Televizyon veya bilgisayar ekranında dünyanın dört bir yanındaki gelişmeleri izlemek artık dünyanın en normal davranışı. Eline bir cep telefonu alan insanın derdini anlatacağı mecralar bulması, en azından bizim kuşak açısından mucizeden öte bir gerçek.
Evimizde yarım masa büyüklüğünde ahşap kasalı bir radyo vardı. Silindir şeklindeki pilleri, iki bilek kalınlığında ve 30 cm boyundaydı. Bitmesin diye yalnızca “ajans” yani haber saatlerinde açılırdı. “Ajans”ı da cızırtılar nedeniyle doğru dürüst takip edemezdik. Transistörlü taşınabilir radyoyu, Nur Memet’ten taksitle satın aldığımızda, evimizde bayram şenliği yaşanmıştı. 50-60 yıl öncesinden söz ediyorum. Daha sonra neler oldu neler, ne icatlara tanık olduk.
Yüzyılın mucizesi internet
Yaşadığımız yüzyılın gerçek mucizesi internet… İstediğiniz görüntü ve bilgiyi dünyanın dört bir yanına ulaştırabilmek… Sosyal medya, yazılı basının alanını iyice daralttı. Görüntülü medyanın işini de zorlaştırdı, birçok konuda ilginin merkezi değişti.
Artık “basın” sözcüğü akla eski anlamıyla basını değil “dokunmatik ekrana basın” talimatını getiriyor. Yazılı basın; gazete okuyan belli bir kitleye hitap ederken, sosyal medyanın etki alanı çok daha geniş ve değişik. Herkesin cep telefonu var, herkes her şeyi yapabiliyor. Geçmişte gazeteciliğin en önemli haberleri siyaset ve Ankara üzerineydi. Günümüzde trend topic diye öne çıkan ve çok izlenen haberlerin birçoğunun siyasetle iligisi olmuyor.

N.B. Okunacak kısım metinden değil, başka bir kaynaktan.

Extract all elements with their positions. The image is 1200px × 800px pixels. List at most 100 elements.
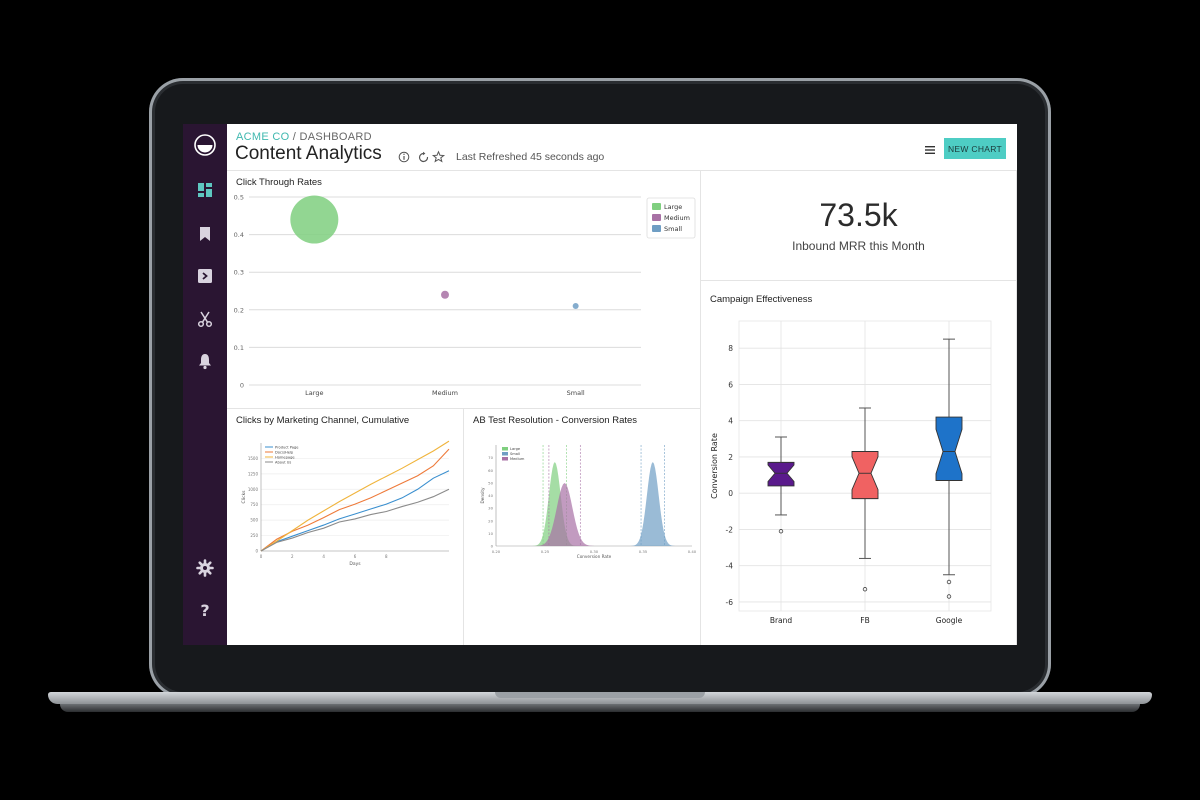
metric-value: 73.5k — [819, 197, 898, 233]
campaign-box-fb — [851, 451, 879, 500]
clicks-legend-label: Product Page — [275, 446, 299, 450]
page-header: ACME CO / DASHBOARD Content Analytics La… — [227, 124, 1017, 171]
abtest-legend-label: Medium — [510, 457, 525, 461]
logo-icon[interactable] — [194, 134, 216, 156]
campaign-xtick-label: Brand — [770, 616, 793, 625]
campaign-y-label: Conversion Rate — [710, 433, 719, 499]
clicks-legend-label: Homepage — [275, 456, 295, 460]
bell-icon[interactable] — [195, 351, 215, 371]
clicks-ytick-label: 0 — [255, 549, 258, 554]
app-screen: ? ACME CO / DASHBOARD Content Analytics — [183, 124, 1017, 645]
campaign-ytick-label: 0 — [728, 489, 733, 498]
abtest-ytick-label: 0 — [491, 544, 494, 549]
abtest-xtick-label: 0.20 — [492, 549, 501, 554]
campaign-ytick-label: 4 — [728, 417, 733, 426]
last-refreshed-text: Last Refreshed 45 seconds ago — [456, 151, 605, 163]
campaign-chart: -6 -4 -2 0 2 4 6 8 Conversion Rate Brand FB Google — [710, 320, 992, 625]
svg-text:?: ? — [200, 601, 209, 620]
ctr-title: Click Through Rates — [236, 177, 322, 188]
clicks-series-line — [260, 470, 450, 552]
ctr-legend-label: Large — [664, 203, 682, 211]
clicks-ytick-label: 500 — [250, 518, 258, 523]
abtest-chart: 0 10 20 30 40 50 60 70 0.20 0.25 0.30 0.35 0.40 Conve… — [480, 445, 697, 559]
campaign-ytick-label: -2 — [726, 525, 734, 534]
main-content: ACME CO / DASHBOARD Content Analytics La… — [227, 124, 1017, 645]
abtest-panel: AB Test Resolution - Conversion Rates 0 1… — [464, 409, 701, 645]
metric-label: Inbound MRR this Month — [792, 239, 925, 253]
campaign-outlier — [862, 587, 868, 592]
campaign-xtick-label: Google — [936, 616, 963, 625]
ctr-xtick-label: Large — [305, 389, 323, 397]
campaign-outlier — [946, 579, 952, 585]
campaign-xtick-label: FB — [860, 616, 869, 625]
abtest-density-medium — [533, 483, 596, 546]
title-actions — [398, 150, 446, 163]
ctr-ytick-label: 0.1 — [234, 344, 244, 352]
breadcrumb-separator: / — [289, 131, 300, 143]
star-icon[interactable] — [431, 150, 446, 163]
abtest-ytick-label: 10 — [488, 531, 493, 536]
ctr-xtick-label: Small — [567, 389, 585, 397]
clicks-legend-label: Docs/Help — [275, 451, 294, 455]
query-icon[interactable] — [195, 266, 215, 286]
campaign-ytick-label: 8 — [728, 344, 733, 353]
scissors-icon[interactable] — [195, 309, 215, 329]
info-icon[interactable] — [398, 151, 410, 163]
campaign-panel: Campaign Effectiveness -6 -4 -2 0 2 4 6 8 Conver… — [701, 281, 1017, 645]
ctr-bubble-small — [572, 303, 579, 310]
sidebar: ? — [183, 124, 227, 645]
ctr-bubble-medium — [441, 290, 449, 299]
abtest-density-small — [629, 462, 677, 546]
hamburger-menu-icon[interactable] — [924, 144, 938, 156]
clicks-xtick-label: 0 — [260, 554, 263, 559]
clicks-ytick-label: 750 — [250, 502, 258, 507]
campaign-outlier — [778, 529, 784, 534]
abtest-legend-swatch — [502, 447, 508, 451]
campaign-ytick-label: -4 — [726, 562, 734, 571]
abtest-ytick-label: 60 — [488, 468, 493, 473]
clicks-series-line — [260, 440, 450, 552]
ctr-bubble-large — [290, 195, 339, 244]
ctr-legend-swatch — [652, 203, 661, 210]
breadcrumb-section[interactable]: DASHBOARD — [299, 131, 372, 143]
abtest-xtick-label: 0.40 — [688, 549, 697, 554]
clicks-x-label: Days — [349, 561, 361, 567]
ctr-ytick-label: 0.4 — [234, 231, 244, 239]
ctr-ytick-label: 0.5 — [234, 194, 244, 202]
clicks-legend-label: About Us — [275, 461, 291, 465]
breadcrumb: ACME CO / DASHBOARD — [236, 131, 372, 143]
abtest-ytick-label: 70 — [488, 455, 493, 460]
abtest-legend-swatch — [502, 457, 508, 461]
gear-icon[interactable] — [195, 558, 215, 578]
abtest-density-large — [531, 462, 579, 546]
clicks-xtick-label: 4 — [322, 554, 325, 559]
refresh-icon[interactable] — [418, 151, 429, 163]
abtest-ytick-label: 30 — [488, 506, 493, 511]
clicks-ytick-label: 1250 — [248, 471, 259, 476]
new-chart-button[interactable]: NEW CHART — [944, 138, 1006, 159]
campaign-ytick-label: 2 — [728, 453, 733, 462]
bookmark-icon[interactable] — [195, 224, 215, 244]
campaign-outlier — [946, 594, 952, 599]
clicks-xtick-label: 6 — [354, 554, 357, 559]
abtest-xtick-label: 0.25 — [541, 549, 550, 554]
abtest-legend-swatch — [502, 452, 508, 456]
help-icon[interactable]: ? — [195, 600, 215, 620]
dashboard-icon[interactable] — [195, 180, 215, 200]
clicks-series-line — [260, 488, 450, 552]
breadcrumb-org[interactable]: ACME CO — [236, 131, 290, 143]
clicks-title: Clicks by Marketing Channel, Cumulative — [236, 415, 410, 426]
campaign-title: Campaign Effectiveness — [710, 294, 813, 305]
clicks-ytick-label: 250 — [250, 533, 258, 538]
clicks-chart: 0 250 500 750 1000 1250 1500 0 2 4 6 8 Days Clicks Pro… — [241, 440, 450, 567]
abtest-xtick-label: 0.35 — [639, 549, 648, 554]
ctr-ytick-label: 0.2 — [234, 306, 244, 314]
abtest-x-label: Conversion Rate — [577, 554, 612, 559]
abtest-y-label: Density — [480, 487, 485, 503]
ctr-legend-label: Medium — [664, 214, 690, 222]
ctr-ytick-label: 0.3 — [234, 269, 244, 277]
campaign-ytick-label: -6 — [726, 598, 734, 607]
campaign-box-google — [935, 416, 963, 481]
abtest-ytick-label: 50 — [488, 480, 493, 485]
ctr-ytick-label: 0 — [240, 382, 244, 390]
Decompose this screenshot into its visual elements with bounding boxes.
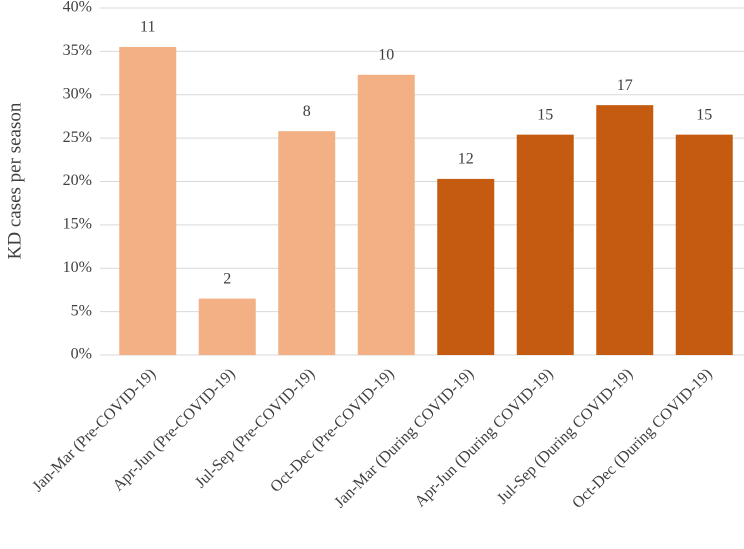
x-tick-label: Apr-Jun (During COVID-19) (412, 365, 557, 510)
data-label: 2 (223, 270, 231, 287)
y-tick-label: 35% (63, 42, 92, 59)
y-tick-label: 5% (71, 302, 92, 319)
y-tick-label: 40% (63, 0, 92, 16)
bar (198, 298, 256, 355)
bar (278, 131, 336, 355)
bar (516, 134, 574, 355)
data-label: 15 (537, 106, 553, 123)
data-label: 10 (378, 46, 394, 63)
x-tick-label: Oct-Dec (During COVID-19) (569, 365, 715, 511)
y-tick-label: 0% (71, 346, 92, 363)
y-tick-label: 10% (63, 259, 92, 276)
data-label: 17 (617, 77, 633, 94)
x-tick-label: Jan-Mar (During COVID-19) (331, 365, 477, 511)
y-tick-label: 15% (63, 216, 92, 233)
x-tick-label: Jul-Sep (During COVID-19) (494, 365, 636, 507)
y-axis-label: KD cases per season (4, 102, 25, 259)
bar (357, 74, 415, 356)
bar (675, 134, 733, 355)
data-label: 12 (458, 151, 474, 168)
y-tick-label: 30% (63, 85, 92, 102)
y-tick-label: 25% (63, 129, 92, 146)
bar (437, 178, 495, 355)
bar (596, 105, 654, 355)
y-tick-label: 20% (63, 172, 92, 189)
data-label: 15 (696, 106, 712, 123)
data-label: 8 (303, 103, 311, 120)
bar (119, 47, 177, 355)
data-label: 11 (140, 19, 155, 36)
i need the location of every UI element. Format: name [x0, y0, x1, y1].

İlgisiz bir kişinin ilgisiz bir çıkışı, her şeyi geçebiliyor. Eskiden gazetecilikte ölçü, satıştı. Tek tek yazarların ne kadar ilgi gördüğünü direkt ölçmek mümkün değildi. Şimdi gözler tıklanma sayısında. Bir geçiş döneminde olduğumuzu düşünüyorum, teknolojideki temponun daha yeni atılımlarla yeni mucizelere kapı açabileceğini sanıyorum.
Sağlıkta henüz bu etkinin yeterli olmadığı ortada. Değişik hastalıkları önceden teşhis ve tedavi edebilecek imkanların artacağına tanık olacağız zamanla. Yazılı basın sonuna kadar direnip, marjinal düzeyde de olsa hayatta kalabilecek mi? Şu anki anlamıyla “televizyon” hükümranlığını ne kadar sürdürebilecek? Daha şimdiden pek televizyon seyretmeyen, hayatında belki tek satır gazete okumamış bir kuşak yetişiyor.
Onlara göre iyi ve kötü ne olacak? Öte yandan, böyle bir dünyada bile muhafazakarlık, milliyetçilik, ırkçılık, dini aşırılık gibi olguların belli bir değişime uğrayarak da olsa hâlâ varlığını sürdürebiliyor ve gençlere cazip geliyor olması, ayrıca ilginç bir durum.
Her tür şiddet ve suç olayına dair haber ve yorumların eskiye göre çok daha hızlı yayılmasından ötürü “Dünya ne kadar kötü bir yer oldu böyle” düşüncesi de yaygınlaşıyor. Oysa ki 1874-1936 arasında yaşamış İngiliz yazar Chesterton “Dünya kötüleşmedi. Sadece haberlerin dolaşımı arttı” demiş.
Yanıbaşımda oğlum Reşat, “Adam sosyal medyayı salladı” diyerek çok izlenen bir haberi gösteriyor. O çok heyecanlanmış, anlatmaya çalışıyor. Bana saçma geliyor.